A bolsa brasileira voltou a bater recorde nesta terça-feira (3) e se aproximou da marca inédita de 186 mil pontos. O dólar teve leve recuo e fechou praticamente estável, em um dia marcado por otimismo no mercado financeiro.
O índice Ibovespa, da B3, encerrou o pregão aos 185.674 pontos, com alta de 1,58%. A principal razão pela impulsão do desempenho veio atrasvés das ações de mineradoras. Além disso, houve sinalização positiva do Banco Central para o corte da taxa de juros.
A expectativa de redução dos juros foi reforçada pela ata da última reunião do Comitê de Política Monetária (Copom), divulgada nesta terça. O documento aumentou a confiança dos investidores no cenário econômico.
No mercado de câmbio, o dólar comercial apresentou maior volatilidade ao longo do dia. Após queda mais forte pela manhã, a moeda norte-americana fechou vendida a R$ 5,25, com recuo de 0,15%. Em 2026, o dólar acumula queda de 4,38%.
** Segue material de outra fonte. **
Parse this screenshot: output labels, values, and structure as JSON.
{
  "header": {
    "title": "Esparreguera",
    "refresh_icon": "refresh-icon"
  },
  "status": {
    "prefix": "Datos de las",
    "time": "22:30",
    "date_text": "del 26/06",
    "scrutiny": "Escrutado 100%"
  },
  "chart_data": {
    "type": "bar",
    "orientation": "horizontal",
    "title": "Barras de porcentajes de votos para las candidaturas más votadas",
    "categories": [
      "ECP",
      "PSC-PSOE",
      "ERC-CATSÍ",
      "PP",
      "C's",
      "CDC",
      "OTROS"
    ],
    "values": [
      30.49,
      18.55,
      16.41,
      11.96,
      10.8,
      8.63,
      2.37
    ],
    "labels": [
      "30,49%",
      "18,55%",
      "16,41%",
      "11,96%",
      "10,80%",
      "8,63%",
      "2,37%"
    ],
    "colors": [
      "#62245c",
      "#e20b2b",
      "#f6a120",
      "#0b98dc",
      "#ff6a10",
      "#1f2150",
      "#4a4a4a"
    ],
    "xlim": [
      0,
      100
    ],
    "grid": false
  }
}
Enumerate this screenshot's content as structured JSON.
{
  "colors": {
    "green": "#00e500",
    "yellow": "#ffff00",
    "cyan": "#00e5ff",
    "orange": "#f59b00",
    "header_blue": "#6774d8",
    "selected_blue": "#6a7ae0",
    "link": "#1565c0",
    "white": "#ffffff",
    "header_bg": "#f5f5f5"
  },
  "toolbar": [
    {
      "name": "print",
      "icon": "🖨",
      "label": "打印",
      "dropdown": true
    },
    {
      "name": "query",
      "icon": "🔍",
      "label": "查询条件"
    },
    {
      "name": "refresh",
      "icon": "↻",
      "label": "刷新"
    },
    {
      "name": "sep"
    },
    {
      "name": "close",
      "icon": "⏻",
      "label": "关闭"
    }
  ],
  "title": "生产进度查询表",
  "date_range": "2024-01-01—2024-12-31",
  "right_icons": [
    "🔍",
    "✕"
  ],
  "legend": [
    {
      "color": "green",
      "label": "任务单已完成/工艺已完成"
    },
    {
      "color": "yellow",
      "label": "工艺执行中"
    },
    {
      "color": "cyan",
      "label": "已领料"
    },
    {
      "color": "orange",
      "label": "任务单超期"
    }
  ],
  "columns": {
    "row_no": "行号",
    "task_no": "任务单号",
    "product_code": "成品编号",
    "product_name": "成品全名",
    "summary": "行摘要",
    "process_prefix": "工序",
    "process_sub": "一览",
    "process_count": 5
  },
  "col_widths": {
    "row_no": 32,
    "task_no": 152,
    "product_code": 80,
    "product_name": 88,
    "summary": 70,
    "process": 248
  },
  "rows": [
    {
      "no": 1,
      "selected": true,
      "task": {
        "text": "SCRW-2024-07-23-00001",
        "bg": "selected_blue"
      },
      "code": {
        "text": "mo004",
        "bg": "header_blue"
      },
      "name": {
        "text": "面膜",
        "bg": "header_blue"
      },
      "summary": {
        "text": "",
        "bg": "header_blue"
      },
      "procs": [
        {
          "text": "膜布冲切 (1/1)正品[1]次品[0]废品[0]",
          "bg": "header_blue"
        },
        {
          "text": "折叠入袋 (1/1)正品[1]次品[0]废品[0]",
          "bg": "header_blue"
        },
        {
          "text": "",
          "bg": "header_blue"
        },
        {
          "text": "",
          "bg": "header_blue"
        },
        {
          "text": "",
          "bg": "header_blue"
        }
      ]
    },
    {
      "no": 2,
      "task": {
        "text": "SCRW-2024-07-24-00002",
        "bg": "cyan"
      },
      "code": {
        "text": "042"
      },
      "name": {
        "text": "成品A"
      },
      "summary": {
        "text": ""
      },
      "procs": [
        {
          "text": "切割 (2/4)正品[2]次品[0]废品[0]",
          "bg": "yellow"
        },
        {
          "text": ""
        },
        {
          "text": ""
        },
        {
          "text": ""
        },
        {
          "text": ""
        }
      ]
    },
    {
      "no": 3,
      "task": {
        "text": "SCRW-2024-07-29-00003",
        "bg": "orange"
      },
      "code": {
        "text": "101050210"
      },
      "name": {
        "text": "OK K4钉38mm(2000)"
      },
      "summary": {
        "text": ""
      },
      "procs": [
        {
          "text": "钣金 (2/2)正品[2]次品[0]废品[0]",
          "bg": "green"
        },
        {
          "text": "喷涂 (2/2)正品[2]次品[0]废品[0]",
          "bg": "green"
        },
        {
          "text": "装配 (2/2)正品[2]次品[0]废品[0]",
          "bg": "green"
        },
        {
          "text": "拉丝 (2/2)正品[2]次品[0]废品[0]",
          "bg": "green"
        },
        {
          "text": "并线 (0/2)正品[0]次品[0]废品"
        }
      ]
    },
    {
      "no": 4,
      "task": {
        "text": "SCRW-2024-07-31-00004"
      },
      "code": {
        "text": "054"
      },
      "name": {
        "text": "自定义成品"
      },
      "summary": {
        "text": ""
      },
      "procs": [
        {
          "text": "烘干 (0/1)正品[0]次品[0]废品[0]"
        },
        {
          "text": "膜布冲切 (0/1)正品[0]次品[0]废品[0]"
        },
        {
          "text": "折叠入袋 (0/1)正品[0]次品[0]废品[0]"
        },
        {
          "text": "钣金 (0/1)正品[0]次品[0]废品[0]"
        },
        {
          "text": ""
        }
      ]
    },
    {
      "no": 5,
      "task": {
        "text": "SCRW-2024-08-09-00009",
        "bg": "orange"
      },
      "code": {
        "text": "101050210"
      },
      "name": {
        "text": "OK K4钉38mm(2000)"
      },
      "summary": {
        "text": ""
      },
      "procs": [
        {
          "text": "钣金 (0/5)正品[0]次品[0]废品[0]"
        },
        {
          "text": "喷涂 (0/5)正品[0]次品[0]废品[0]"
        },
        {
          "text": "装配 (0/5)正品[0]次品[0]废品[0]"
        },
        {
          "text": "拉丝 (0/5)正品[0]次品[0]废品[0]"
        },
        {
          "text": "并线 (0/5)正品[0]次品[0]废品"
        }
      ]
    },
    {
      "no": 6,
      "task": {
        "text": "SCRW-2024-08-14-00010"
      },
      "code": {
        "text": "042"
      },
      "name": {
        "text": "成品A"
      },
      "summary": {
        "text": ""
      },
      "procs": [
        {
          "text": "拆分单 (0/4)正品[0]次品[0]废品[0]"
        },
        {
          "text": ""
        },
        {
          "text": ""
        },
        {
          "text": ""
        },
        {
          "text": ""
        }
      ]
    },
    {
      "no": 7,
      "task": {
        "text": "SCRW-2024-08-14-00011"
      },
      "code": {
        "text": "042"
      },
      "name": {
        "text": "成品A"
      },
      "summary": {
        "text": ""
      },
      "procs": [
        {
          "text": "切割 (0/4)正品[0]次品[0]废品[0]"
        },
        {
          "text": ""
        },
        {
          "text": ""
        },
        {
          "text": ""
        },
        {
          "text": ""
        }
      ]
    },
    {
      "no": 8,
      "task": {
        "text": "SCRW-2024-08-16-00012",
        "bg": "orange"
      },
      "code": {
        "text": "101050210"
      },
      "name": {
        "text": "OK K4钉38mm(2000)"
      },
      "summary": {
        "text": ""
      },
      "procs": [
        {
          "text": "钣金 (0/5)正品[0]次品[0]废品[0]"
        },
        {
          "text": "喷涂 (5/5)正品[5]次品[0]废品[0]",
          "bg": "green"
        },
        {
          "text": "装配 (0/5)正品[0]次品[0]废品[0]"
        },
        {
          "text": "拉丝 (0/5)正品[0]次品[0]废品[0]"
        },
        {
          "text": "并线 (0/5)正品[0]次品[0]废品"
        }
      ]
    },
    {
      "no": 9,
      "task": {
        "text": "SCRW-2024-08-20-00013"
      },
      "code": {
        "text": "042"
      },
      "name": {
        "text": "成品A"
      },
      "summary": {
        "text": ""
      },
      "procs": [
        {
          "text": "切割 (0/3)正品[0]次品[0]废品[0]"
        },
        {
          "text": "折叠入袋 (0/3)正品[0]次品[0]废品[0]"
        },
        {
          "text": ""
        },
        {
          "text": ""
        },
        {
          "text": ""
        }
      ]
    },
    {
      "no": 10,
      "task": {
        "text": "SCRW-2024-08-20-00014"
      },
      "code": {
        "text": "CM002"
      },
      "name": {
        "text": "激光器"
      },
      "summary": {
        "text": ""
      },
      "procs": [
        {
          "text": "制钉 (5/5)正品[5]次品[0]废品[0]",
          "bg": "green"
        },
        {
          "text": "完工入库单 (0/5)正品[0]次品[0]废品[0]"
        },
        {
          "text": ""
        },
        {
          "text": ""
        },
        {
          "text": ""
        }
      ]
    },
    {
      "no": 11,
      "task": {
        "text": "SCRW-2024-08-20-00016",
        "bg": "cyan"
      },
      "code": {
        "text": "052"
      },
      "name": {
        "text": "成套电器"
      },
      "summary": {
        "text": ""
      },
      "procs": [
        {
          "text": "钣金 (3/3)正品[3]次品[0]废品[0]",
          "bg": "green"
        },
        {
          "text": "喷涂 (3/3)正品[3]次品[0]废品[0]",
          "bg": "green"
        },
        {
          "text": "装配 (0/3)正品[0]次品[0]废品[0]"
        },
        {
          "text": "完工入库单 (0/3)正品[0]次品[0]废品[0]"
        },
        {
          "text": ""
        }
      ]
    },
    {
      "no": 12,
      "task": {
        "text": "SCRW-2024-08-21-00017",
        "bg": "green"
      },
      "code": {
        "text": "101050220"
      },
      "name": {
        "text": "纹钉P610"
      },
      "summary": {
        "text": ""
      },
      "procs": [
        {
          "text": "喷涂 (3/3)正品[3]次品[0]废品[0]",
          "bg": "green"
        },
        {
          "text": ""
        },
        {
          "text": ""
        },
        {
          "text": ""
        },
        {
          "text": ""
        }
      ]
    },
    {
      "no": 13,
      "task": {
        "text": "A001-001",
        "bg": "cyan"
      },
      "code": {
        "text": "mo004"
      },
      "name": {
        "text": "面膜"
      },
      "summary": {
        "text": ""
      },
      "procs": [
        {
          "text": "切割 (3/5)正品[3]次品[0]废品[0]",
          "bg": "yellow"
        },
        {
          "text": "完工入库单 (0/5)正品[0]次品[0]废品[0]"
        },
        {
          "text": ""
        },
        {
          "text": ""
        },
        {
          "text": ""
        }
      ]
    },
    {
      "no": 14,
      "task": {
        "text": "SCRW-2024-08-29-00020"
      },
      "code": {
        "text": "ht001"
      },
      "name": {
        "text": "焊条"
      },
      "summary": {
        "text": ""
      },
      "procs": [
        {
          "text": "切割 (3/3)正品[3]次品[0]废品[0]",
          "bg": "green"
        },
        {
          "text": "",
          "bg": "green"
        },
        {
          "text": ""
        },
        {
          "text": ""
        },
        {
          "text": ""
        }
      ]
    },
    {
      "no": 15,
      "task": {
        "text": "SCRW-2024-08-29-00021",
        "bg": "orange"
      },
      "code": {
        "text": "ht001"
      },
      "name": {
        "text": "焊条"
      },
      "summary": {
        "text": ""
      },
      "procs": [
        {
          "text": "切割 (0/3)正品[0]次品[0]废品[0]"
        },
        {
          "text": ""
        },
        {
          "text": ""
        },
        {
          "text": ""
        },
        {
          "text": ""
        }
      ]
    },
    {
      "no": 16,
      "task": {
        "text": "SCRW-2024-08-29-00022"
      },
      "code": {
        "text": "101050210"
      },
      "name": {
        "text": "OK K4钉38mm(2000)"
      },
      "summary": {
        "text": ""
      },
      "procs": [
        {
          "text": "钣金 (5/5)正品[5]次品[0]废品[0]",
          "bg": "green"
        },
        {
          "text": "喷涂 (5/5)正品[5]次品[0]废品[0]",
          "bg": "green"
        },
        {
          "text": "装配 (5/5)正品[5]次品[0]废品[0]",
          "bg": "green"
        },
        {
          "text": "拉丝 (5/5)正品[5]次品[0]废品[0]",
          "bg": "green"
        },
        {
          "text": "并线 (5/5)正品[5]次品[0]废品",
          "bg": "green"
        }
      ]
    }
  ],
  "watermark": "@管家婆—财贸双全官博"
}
Na mínima do dia, por volta das 11h30, a cotação chegou a R$ 5,20. No entanto, durante a tarde, a moeda perdeu força diante da redução do otimismo no mercado externo e de especulações sobre a composição da futura diretoria do Banco Central.
Mais cedo, em entrevista a uma rádio, o ministro da Fazenda, Fernando Haddad, afirmou que encaminhou ao presidente Luiz Inácio Lula da Silva indicações para cargos no BC. Entre os nomes estão o economista Guilherme Mello, para a Diretoria de Política Econômica, e o professor Tiago Cavalcanti, da Fundação Getulio Vargas, para a Diretoria de Organização do Sistema Financeiro.
Guilherme Mello, secretário de Política Econômica do Ministério da Fazenda desde 2023, enfrenta resistência de parte do mercado financeiro por defender posições consideradas heterodoxas. As indicações seguem sob análise do presidente Lula, que ainda não definiu os nomes.